Making a house, a town––a home
Rose Noakes came to Lenoir deliberately, scrutinizing cities in the Southeast, staying in hotels for weeks at a time trying to find the place with the right ingredients — community, culture, people.
It wasn’t an easy journey, but when she got to Lenoir, it was an easy choice. Noakes was looking for a place to start her dream — a bed and breakfast. In 2005, she found it on Harper Avenue in Lenoir, the house now known as Irish Rose Bed and Breakfast.
Before Lenoir and the bed and breakfast, she had lived in big cities all her life, in Toronto working as an insurance broker, at a Chicago consulting firm and in Motorola’s intelligence department.
Noakes was born in Toronto in 1948, moving in 1982 to Chicago, where she lived for 20 years, becoming a naturalized American citizen and marrying husband Paul.
They retired and decided to build a home in Florida for their life together. Two months after the house was finished, a heart attack took Paul from Rose, and two years later she was done with Florida.
Noakes did not get teary talking about it, saying she was more fortunate than most having had an amazing 24-year marriage with a great man.
In those two years, as the “plastic society” slowly drove her away from Florida, she was “trying to figure out what I wanted to be when I grew up.”
The answer was owning a bed and breakfast, and Noakes set out to find the perfect one, searching seven sites spread across four southeastern states: Tennessee, North and South Carolina and Georgia.
“I was looking for a life, I wasn’t looking for a job,” Noakes said. “I put everything in storage, did a ton of research and had seven B and Bs that were for sale that I could stay at.”
She stayed in hotels for weeks at a time, talking with community members, chambers of commerce, economic development officials and business leaders.

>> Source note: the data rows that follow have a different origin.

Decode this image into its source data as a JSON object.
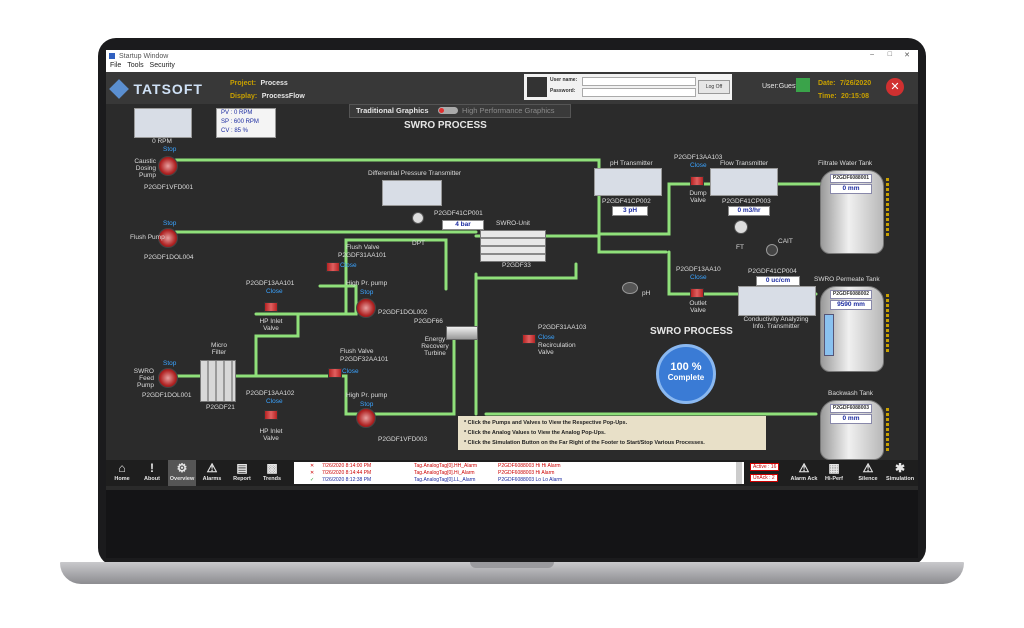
{
  "window": {
    "title": "Startup Window"
  },
  "menu": [
    "File",
    "Tools",
    "Security"
  ],
  "header": {
    "logo": "TATSOFT",
    "project_label": "Project:",
    "project_value": "Process",
    "display_label": "Display:",
    "display_value": "ProcessFlow",
    "user_name_label": "User name:",
    "password_label": "Password:",
    "logoff": "Log Off",
    "user": "User:Guest",
    "date_label": "Date:",
    "date_value": "7/26/2020",
    "time_label": "Time:",
    "time_value": "20:15:08"
  },
  "readout": {
    "rpm": "0 RPM",
    "pv": "PV : 0 RPM",
    "sp": "SP : 600 RPM",
    "cv": "CV : 85 %"
  },
  "toggle": {
    "left": "Traditional Graphics",
    "right": "High Performance Graphics"
  },
  "titles": {
    "process": "SWRO PROCESS",
    "process2": "SWRO PROCESS"
  },
  "pumps": {
    "caustic": {
      "status": "Stop",
      "name": "Caustic Dosing Pump",
      "tag": "P2GDF1VFD001"
    },
    "flush": {
      "status": "Stop",
      "name": "Flush Pump",
      "tag": "P2GDF1DOL004"
    },
    "feed": {
      "status": "Stop",
      "name": "SWRO Feed Pump",
      "tag": "P2GDF1DOL001"
    },
    "hp1": {
      "status": "Stop",
      "name": "High Pr. pump",
      "tag": "P2GDF1DOL002"
    },
    "hp2": {
      "status": "Stop",
      "name": "High Pr. pump",
      "tag": "P2GDF1VFD003"
    }
  },
  "valves": {
    "flush1": {
      "name": "Flush Valve",
      "tag": "P2GDF31AA101",
      "status": "Close"
    },
    "flush2": {
      "name": "Flush Valve",
      "tag": "P2GDF32AA101",
      "status": "Close"
    },
    "hpin1": {
      "name": "HP Inlet Valve",
      "tag": "P2GDF13AA101",
      "status": "Close"
    },
    "hpin2": {
      "name": "HP Inlet Valve",
      "tag": "P2GDF13AA102",
      "status": "Close"
    },
    "recirc": {
      "name": "Recirculation Valve",
      "tag": "P2GDF31AA103",
      "status": "Close"
    },
    "dump": {
      "name": "Dump Valve",
      "tag": "P2GDF13AA103",
      "status": "Close"
    },
    "outlet": {
      "name": "Outlet Valve",
      "tag": "P2GDF13AA10",
      "status": "Close"
    }
  },
  "instruments": {
    "micro_filter": "Micro Filter",
    "micro_tag": "P2GDF21",
    "dpt_title": "Differential Pressure Transmitter",
    "dpt_tag": "P2GDF41CP001",
    "dpt_value": "4 bar",
    "dpt": "DPT",
    "swro_unit": "SWRO-Unit",
    "swro_tag": "P2GDF33",
    "erd_tag": "P2GDF66",
    "erd": "Energy Recovery Turbine",
    "ph_title": "pH Transmitter",
    "ph_tag": "P2GDF41CP002",
    "ph_value": "3 pH",
    "ph": "pH",
    "flow_title": "Flow Transmitter",
    "flow_tag": "P2GDF41CP003",
    "flow_value": "0 m3/hr",
    "ft": "FT",
    "cait": "CAIT",
    "cond_tag": "P2GDF41CP004",
    "cond_value": "0 uc/cm",
    "cond_title": "Conductivity Analyzing Info. Transmitter"
  },
  "tanks": {
    "filtrate": {
      "title": "Filtrate Water Tank",
      "tag": "P2GDF6088001",
      "value": "0 mm"
    },
    "permeate": {
      "title": "SWRO Permeate Tank",
      "tag": "P2GDF6088002",
      "value": "9590 mm"
    },
    "backwash": {
      "title": "Backwash Tank",
      "tag": "P2GDF6088003",
      "value": "0 mm"
    }
  },
  "complete": {
    "percent": "100 %",
    "label": "Complete",
    "progress": 100
  },
  "notes": [
    "* Click the Pumps and Valves to View the Respective Pop-Ups.",
    "* Click the Analog Values to View the Analog Pop-Ups.",
    "* Click the Simulation Button on the Far Right of the Footer to Start/Stop Various Processes."
  ],
  "footer": {
    "buttons": [
      "Home",
      "About",
      "Overview",
      "Alarms",
      "Report",
      "Trends"
    ],
    "right_buttons": [
      "Alarm Ack",
      "Hi-Perf",
      "Silence",
      "Simulation"
    ],
    "alarms": [
      {
        "time": "7/26/2020 8:14:00 PM",
        "tag": "Tag.AnalogTag[0].HH_Alarm",
        "msg": "P2GDF6088003 Hi Hi Alarm"
      },
      {
        "time": "7/26/2020 8:14:44 PM",
        "tag": "Tag.AnalogTag[0].Hi_Alarm",
        "msg": "P2GDF6088003 Hi Alarm"
      },
      {
        "time": "7/26/2020 8:12:38 PM",
        "tag": "Tag.AnalogTag[0].LL_Alarm",
        "msg": "P2GDF6088003 Lo Lo Alarm"
      }
    ],
    "active": "Active : 16",
    "unack": "UnAck : 2"
  },
  "colors": {
    "pipe": "#8fe07a",
    "accent": "#3aa3ff",
    "alarm": "#cc0000"
  }
}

She saved Lenoir for last, the place with the only house on her list that wasn’t already a bed and breakfast. In April 2005, she checked in at the Comfort Inn and began checking around. She drove up and down the streets, talked with the Chamber of Commerce and local business owners.
In previous towns she visited, Noakes said that residents gave out a woe-is-me air, a depressing “poor us” attitude that turned her off from the communities, but in Lenoir, she said, “I never picked up the sorry-for-ourselves vibe.”
When she finally did tour the house on Harper Avenue, she had hardly walked through the door when she knew it was the one. She bought it, for $289,000. The house was built in 1925 by Finley Coffey and sold to his son Archie, an early Lenoir furniture magnate, who lived there with his wife, Carrie, and family.
It wasn’t in horrible shape, Noakes said, but she spent 10 months and roughly $600,000 refurbishing the property, redoing the old wiring and plumbing, redoing floors and bathrooms, breathing life back into the property. She used all local labor, even if that meant a more expensive job, but having never lived in a small town, she was amazed by the support and loyalty this earned her.
Noakes said that one night she had a pipe break and called Leon Dalton, owner of DL Dalton Construction in Lenoir, who came at 1 a.m., and again the next morning to help her out, and charged her nothing.
It’s times like that that really bring Lenoir’s true spirit to Noakes attention, and something she attributes that to is the genuine, honest nature of the people.
“I think people here, whether they’re a redneck, highly educated or middle class, people here live their faith,” Noakes said. “They don’t go on and on about it, they just do it. And I know there are exceptions, but I’ve not run into it. That’s why I love this town.”